Neither company has commented on whether they will be filming in the North in the future and has drawn criticism from groups such as Alliance for Choice.


Speaking to the Guardian, Emma Campbell, co-chair of Alliance for Choice said: "It shouldn't be one rule for Georgia and one rule for Northern Ireland.

"There needs to be some consistency."

Companies like Disney making a public statement could put political pressure on in a way that an actual activist group like ourselves just can't.

A number of actors have vowed not to work in states that introduce the restrictive laws among them is Games of Thrones star Sophie Turner.

While promoting her new film, Dark Phoenix, Turner's co-star Jessica Chastain revealed that she had signed a letter that says "I'm not going to work in any state that denies right for women, for the LGBTQ community, for anyone".

Speaking during an interview with Sky News, Turner said that she had also signed the letter.

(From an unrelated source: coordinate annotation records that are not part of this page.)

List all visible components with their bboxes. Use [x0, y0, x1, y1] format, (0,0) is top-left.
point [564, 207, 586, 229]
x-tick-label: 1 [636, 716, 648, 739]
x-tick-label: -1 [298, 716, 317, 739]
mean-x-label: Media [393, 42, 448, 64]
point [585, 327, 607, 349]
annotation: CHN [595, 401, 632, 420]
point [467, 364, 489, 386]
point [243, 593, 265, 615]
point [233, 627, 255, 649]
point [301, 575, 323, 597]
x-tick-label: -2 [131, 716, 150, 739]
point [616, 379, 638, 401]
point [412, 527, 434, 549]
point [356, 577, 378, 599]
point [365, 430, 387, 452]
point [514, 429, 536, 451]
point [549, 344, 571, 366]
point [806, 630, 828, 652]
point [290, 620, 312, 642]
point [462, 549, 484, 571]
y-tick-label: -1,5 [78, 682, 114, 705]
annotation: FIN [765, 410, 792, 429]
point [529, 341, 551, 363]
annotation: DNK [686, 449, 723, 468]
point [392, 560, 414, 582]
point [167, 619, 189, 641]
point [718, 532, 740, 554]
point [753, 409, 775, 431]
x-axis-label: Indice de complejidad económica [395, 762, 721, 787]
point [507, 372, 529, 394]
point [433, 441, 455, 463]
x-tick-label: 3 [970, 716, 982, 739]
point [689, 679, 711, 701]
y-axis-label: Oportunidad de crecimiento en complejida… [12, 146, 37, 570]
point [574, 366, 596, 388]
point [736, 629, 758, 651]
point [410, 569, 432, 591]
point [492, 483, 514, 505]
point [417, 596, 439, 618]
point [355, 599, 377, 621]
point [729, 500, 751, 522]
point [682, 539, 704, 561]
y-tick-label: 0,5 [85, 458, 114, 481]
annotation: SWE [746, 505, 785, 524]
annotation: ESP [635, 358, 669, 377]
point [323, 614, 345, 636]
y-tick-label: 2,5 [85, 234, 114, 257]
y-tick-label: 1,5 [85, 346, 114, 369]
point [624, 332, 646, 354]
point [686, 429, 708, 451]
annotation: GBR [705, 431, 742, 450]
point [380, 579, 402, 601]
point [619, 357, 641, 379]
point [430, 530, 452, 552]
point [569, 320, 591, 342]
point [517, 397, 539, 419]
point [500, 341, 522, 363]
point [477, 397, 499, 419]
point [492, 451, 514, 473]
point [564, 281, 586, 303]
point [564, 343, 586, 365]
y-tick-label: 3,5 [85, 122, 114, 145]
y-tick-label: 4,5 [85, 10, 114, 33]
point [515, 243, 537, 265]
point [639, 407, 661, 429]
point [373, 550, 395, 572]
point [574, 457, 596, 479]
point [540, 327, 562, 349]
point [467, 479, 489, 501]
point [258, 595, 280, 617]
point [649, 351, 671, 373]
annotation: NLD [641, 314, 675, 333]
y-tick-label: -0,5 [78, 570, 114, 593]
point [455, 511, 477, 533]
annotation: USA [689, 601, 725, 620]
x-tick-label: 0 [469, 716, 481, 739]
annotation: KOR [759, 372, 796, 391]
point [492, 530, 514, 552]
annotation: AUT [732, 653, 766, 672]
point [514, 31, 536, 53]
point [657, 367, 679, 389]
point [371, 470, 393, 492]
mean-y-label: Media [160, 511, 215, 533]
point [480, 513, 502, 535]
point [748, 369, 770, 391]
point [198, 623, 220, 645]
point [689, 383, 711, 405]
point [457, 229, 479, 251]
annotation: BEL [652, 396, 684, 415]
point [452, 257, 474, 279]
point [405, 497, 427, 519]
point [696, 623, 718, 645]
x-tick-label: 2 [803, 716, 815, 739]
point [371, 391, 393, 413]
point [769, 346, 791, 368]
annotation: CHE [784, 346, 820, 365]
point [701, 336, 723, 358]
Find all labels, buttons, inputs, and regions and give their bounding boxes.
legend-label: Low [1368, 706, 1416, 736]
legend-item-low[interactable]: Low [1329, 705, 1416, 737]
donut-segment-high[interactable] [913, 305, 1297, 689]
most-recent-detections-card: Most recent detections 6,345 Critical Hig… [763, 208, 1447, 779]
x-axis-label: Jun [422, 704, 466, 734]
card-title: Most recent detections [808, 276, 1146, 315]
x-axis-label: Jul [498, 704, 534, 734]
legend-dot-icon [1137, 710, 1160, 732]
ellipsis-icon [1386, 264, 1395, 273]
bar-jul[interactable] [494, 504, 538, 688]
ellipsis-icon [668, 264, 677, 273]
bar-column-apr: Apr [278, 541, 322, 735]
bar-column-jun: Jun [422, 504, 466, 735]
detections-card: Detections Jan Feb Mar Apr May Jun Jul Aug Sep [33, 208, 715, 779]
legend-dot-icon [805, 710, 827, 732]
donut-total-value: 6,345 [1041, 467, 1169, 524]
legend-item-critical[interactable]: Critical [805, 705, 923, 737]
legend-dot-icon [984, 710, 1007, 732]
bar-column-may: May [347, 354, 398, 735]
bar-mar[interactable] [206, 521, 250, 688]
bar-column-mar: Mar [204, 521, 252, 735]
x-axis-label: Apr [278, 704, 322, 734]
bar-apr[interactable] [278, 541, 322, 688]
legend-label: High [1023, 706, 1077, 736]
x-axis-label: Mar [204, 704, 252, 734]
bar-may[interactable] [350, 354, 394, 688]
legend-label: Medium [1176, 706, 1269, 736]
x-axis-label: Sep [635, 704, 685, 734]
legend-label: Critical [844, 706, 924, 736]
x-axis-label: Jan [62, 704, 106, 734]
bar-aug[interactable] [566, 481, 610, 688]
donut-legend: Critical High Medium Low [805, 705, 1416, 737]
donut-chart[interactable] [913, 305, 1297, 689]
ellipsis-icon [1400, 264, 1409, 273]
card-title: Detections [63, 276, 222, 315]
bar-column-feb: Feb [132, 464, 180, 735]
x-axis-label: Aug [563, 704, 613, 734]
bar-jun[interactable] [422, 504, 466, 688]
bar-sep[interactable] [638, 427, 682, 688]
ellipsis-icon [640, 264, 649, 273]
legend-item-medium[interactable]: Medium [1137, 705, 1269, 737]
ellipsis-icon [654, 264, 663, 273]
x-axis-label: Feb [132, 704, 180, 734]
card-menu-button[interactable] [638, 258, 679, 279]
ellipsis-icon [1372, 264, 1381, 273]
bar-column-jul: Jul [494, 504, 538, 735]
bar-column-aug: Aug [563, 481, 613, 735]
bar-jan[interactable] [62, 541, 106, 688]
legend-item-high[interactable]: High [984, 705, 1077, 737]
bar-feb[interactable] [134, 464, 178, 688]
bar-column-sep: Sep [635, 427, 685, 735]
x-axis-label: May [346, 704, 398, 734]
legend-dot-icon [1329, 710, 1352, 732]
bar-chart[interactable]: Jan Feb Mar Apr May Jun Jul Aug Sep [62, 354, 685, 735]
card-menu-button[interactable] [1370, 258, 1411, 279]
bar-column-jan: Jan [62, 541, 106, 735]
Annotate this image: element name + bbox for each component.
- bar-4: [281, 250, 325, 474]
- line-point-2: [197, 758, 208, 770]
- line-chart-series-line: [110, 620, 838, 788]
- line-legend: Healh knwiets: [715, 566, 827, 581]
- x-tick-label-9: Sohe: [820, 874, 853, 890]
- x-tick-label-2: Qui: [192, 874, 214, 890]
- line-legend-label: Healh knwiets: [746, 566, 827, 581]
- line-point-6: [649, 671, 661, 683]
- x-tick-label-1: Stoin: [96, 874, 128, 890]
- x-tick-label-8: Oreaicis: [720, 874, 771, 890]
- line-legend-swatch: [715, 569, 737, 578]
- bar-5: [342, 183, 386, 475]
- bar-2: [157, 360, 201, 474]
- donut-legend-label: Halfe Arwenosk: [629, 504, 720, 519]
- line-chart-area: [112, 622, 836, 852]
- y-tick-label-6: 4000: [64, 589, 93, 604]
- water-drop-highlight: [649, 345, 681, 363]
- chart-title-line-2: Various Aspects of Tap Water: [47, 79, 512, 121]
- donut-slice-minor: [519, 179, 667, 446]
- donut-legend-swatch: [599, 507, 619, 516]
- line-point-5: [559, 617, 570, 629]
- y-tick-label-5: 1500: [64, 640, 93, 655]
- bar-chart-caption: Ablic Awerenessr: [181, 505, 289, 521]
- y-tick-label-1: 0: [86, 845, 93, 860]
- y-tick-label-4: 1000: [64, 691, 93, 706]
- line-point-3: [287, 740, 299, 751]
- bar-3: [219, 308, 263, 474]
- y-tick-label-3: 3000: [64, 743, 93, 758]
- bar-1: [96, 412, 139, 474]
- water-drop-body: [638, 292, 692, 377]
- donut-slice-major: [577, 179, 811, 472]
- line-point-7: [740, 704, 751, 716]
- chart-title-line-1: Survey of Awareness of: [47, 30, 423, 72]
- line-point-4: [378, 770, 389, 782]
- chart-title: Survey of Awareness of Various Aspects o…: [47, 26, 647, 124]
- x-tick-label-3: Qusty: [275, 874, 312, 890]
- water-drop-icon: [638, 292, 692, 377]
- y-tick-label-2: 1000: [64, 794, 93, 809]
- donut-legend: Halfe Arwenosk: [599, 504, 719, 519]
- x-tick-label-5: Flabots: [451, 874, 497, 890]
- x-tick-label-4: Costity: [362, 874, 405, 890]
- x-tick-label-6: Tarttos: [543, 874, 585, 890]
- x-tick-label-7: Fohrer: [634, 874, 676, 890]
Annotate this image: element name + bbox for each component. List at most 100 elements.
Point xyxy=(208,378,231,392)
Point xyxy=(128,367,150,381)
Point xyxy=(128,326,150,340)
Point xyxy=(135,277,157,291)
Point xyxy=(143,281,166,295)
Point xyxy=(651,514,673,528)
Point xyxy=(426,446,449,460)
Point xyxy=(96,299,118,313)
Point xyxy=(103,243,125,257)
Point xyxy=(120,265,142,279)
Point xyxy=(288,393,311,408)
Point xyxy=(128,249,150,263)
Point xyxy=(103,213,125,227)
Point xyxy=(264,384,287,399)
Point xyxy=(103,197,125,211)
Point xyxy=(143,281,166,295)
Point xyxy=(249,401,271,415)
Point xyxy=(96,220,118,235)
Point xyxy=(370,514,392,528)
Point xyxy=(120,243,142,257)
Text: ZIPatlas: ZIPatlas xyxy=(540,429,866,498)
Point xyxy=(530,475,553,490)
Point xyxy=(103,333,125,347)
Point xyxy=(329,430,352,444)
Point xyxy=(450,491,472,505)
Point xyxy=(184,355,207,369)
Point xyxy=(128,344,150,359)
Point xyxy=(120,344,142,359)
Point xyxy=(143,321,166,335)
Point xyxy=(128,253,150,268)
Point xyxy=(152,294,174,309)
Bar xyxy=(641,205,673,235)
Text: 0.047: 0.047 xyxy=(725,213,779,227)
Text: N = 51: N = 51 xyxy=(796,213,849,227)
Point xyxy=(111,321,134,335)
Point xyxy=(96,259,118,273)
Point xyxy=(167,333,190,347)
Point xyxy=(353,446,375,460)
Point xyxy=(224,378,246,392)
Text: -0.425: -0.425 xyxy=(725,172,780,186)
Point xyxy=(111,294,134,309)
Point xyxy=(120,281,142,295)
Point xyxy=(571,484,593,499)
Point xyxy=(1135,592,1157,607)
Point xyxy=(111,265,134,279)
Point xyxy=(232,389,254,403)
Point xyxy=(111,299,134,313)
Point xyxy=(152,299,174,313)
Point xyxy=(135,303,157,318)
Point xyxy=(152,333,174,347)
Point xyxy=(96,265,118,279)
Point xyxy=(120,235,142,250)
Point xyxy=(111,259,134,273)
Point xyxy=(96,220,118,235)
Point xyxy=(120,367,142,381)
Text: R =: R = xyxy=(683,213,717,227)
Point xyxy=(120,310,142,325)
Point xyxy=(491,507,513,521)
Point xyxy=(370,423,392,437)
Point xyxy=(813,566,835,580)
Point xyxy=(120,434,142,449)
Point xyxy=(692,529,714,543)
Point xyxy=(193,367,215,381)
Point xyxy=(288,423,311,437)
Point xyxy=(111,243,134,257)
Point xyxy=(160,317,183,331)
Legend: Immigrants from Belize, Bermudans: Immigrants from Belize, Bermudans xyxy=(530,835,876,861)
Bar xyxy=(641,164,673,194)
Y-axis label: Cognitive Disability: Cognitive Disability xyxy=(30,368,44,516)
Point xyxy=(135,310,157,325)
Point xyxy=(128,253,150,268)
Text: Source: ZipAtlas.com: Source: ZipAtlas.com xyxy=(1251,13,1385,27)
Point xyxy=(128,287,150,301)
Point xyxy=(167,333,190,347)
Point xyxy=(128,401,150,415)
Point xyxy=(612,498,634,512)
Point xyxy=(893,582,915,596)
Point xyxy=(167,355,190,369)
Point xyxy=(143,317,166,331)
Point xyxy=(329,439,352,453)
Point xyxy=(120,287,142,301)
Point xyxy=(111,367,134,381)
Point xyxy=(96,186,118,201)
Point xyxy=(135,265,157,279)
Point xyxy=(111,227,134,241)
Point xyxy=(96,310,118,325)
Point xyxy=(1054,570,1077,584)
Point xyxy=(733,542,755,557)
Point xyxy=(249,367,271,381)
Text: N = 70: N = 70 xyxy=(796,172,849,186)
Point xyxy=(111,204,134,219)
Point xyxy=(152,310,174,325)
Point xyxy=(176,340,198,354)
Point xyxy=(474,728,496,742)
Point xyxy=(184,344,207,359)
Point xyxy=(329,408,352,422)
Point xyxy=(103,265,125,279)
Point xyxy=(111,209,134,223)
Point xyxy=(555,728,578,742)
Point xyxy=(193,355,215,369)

When it was put to Turner that "similar laws" to those proposed in the US states were in place in the North where much of Game of Thrones was filmed, Turner said: "Luckily, we're moving on".

Abortion rights campaigners on Twitter called on the X-Men actress to show similar support for those in Northern Ireland.

Derry Girls actress Nicola Coughlan, an outspoken campaigner for reproductive rights, took to Twitter as well to ask whether the stars that signed the letter would extend the same show of support to the North.

Coughlan clarified that she would never boycott working in Northern Ireland saying: "I absolutely love working there and feel like my time is better spent supporting the women there by speaking out in interviews, protesting...Just saying these actors shouldn't ignore NI."